Cuanto más se relee ciertos libros menos parecidos a sí mismos; el libro impreso permanece idéntico sólo al sensor eléctrico de una máquina fotocopiadora o de un escáner. El libro cambia de una época a otra, de una cultura a otra, de un sujeto a otro, de una suma de circunstancias a otra, de un estado de ánimo a otro. Lo que se creía de tal o cual título, resultó radicalmente diferente de lo que se creía hace cien años o de lo que se vaya a creer en otros cien. El libro, disfrazado en su imagen fija, confiado en su impresión perdurable, nunca ha parecido lo que es: la posibilidad constante de convertirse en otro libro. El libro electrónico es —parafraseando a Borges una vez más— uno y muchos libros.

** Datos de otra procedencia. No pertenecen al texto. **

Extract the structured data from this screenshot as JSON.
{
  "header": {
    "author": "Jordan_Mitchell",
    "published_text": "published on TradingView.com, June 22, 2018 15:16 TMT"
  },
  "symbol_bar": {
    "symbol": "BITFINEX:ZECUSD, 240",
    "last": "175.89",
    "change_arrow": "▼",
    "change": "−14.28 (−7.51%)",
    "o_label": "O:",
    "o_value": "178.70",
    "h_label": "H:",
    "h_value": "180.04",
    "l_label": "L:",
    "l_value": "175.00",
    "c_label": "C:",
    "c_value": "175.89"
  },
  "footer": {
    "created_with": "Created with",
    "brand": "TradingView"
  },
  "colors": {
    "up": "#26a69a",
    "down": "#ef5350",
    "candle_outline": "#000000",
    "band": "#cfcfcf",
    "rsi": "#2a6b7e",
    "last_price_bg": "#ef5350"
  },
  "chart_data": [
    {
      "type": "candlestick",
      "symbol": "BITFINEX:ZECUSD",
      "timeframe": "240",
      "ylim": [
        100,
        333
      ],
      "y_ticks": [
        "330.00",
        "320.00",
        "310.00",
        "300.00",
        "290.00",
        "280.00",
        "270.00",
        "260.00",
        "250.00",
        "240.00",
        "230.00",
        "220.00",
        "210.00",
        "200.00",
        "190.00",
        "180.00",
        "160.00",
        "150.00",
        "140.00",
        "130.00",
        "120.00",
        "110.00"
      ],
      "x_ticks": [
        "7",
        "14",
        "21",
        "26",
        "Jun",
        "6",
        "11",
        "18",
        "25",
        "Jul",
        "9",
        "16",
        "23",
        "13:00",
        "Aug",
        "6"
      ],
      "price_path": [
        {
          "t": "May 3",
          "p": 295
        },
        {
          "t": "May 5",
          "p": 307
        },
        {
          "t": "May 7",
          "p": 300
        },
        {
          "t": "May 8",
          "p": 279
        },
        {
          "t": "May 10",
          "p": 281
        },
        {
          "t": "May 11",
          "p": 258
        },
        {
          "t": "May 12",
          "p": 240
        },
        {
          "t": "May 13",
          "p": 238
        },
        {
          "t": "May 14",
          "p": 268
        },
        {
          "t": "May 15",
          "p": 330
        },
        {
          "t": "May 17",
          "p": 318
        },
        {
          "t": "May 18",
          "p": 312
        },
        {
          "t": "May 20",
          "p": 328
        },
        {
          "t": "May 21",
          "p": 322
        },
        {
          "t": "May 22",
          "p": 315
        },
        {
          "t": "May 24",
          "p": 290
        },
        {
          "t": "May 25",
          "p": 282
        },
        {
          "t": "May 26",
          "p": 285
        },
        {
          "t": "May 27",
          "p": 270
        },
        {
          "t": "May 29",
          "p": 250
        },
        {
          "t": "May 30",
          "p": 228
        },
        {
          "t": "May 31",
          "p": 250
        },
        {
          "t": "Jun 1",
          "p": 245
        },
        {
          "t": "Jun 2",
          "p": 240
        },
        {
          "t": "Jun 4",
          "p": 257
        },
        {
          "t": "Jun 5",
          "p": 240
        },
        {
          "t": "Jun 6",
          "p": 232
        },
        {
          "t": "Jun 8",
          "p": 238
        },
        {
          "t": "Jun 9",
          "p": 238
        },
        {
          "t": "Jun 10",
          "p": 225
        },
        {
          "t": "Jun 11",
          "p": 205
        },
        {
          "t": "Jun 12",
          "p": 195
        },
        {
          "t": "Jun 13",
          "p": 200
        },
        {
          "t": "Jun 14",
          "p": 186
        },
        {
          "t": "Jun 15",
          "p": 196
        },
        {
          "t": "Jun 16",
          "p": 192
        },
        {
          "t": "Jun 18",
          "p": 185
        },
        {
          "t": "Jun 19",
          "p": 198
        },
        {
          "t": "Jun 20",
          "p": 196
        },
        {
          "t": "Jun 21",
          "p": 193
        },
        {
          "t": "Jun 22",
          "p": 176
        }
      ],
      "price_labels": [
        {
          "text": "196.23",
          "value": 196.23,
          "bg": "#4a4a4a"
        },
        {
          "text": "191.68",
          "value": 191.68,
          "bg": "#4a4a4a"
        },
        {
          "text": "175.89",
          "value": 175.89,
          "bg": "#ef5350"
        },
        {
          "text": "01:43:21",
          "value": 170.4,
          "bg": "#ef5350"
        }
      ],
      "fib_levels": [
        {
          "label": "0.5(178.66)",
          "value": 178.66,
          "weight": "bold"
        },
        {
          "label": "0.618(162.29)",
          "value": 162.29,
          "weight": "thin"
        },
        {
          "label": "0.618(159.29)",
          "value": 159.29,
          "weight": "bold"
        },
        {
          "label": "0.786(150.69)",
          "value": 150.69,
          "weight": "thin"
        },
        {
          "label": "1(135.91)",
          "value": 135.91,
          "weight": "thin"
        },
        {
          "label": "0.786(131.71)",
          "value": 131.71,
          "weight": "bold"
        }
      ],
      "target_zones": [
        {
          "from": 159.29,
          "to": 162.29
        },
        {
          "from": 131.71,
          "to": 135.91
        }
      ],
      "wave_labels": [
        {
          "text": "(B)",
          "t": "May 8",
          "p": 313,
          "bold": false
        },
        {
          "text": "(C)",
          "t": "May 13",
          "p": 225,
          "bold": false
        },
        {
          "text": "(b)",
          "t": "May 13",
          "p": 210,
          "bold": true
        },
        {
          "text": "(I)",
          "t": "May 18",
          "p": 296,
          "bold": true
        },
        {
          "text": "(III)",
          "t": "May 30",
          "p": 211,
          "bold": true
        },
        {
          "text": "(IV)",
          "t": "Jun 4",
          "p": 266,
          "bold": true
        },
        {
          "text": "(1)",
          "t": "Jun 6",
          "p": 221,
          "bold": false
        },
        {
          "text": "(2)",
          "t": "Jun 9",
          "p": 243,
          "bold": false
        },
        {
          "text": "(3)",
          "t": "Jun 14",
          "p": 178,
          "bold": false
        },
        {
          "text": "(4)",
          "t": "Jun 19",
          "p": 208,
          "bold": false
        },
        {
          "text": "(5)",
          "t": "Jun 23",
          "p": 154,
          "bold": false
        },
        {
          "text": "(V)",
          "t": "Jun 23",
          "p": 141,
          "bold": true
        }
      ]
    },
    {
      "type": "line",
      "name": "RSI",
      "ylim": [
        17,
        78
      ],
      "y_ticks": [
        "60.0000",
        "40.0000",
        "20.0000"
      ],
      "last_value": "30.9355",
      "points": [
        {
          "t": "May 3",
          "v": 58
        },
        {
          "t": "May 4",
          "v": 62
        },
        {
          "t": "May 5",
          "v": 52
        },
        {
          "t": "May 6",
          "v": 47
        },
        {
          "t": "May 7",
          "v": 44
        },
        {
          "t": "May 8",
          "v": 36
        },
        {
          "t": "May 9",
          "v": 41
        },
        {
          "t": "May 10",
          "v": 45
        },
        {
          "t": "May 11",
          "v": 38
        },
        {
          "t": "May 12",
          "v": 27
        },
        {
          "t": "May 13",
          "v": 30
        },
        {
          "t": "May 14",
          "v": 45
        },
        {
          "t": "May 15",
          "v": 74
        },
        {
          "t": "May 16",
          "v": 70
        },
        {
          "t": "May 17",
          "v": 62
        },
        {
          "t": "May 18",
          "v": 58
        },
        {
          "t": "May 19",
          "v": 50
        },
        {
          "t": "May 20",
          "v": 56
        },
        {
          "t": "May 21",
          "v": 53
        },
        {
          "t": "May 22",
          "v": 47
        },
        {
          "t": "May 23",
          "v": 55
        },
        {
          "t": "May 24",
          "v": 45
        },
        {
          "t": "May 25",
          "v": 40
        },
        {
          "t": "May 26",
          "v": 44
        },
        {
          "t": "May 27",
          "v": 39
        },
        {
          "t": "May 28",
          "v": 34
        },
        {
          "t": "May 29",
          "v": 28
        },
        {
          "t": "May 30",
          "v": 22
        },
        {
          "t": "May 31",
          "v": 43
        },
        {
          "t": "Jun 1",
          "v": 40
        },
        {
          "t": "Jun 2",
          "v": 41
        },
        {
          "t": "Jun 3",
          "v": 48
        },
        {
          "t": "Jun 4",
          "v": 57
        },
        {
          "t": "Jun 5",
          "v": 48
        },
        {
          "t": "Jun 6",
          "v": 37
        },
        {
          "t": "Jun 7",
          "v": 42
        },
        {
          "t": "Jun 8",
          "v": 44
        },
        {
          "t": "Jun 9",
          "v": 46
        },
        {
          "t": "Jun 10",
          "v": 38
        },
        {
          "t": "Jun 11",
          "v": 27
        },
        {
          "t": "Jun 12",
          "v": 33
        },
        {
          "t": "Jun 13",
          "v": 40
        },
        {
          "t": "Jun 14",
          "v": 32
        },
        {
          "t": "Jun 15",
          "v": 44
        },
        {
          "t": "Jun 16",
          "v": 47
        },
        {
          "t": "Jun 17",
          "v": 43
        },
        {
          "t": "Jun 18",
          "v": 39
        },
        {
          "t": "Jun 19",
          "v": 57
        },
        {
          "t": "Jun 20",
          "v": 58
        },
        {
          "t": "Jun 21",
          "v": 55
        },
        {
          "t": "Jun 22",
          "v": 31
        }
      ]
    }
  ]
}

Y aquí radica también lo malo de leer en uno de estos modernos aparatos. En menos de una semana, puedes armar tu propia biblioteca, sin gastar más que en el servicio de Internet, compuesta de varios centenares de libros. El exceso de posibilidades para leer lo que se te antoje (la oferta de textos electrónicos es mayor a la oferta de libros impresos, además de gratuita) en este preciso instante, se ha multiplicado como nunca antes. Empezar un libro cualquiera significa renunciar a cualquier otro, a cientos de otros a los que tienes igual e inmediato acceso. La facilidad con la que puedes hacerte de textos (cada semana se suman a la red varias docenas de títulos) termina por abrumarte. El equivalente a infoxicación (mezcla entre información e intoxicación), es la pedéfesis o e-bookmanía, que, contradictoriamente, amenazan con acabar con los últimos lectores del planeta. Corremos el riesgo de quedar atrapados en nuestro agujero de pez-banana o volvernos cada vez más neuróticos, limitados a acumular libros como el necio del que da cuenta Sebastian Brant, liderando su famosa nave: “El primer danzante soy en el baile de los necios, pues sin provecho muchos libros tengo, que ni leo ni entiendo”. O como aquel otro, al que se refiere Luciano de Samosata, que compraba tantos libros para sentirse cada vez más sabio, tanto como puede serlo la repisa donde uno solía emparejarlos: “¿Qué provecho sacas, a no ser que pienses que hasta las estanterías son cultas porque contienen tantísimas cantidades de escritos de los antepasados?”.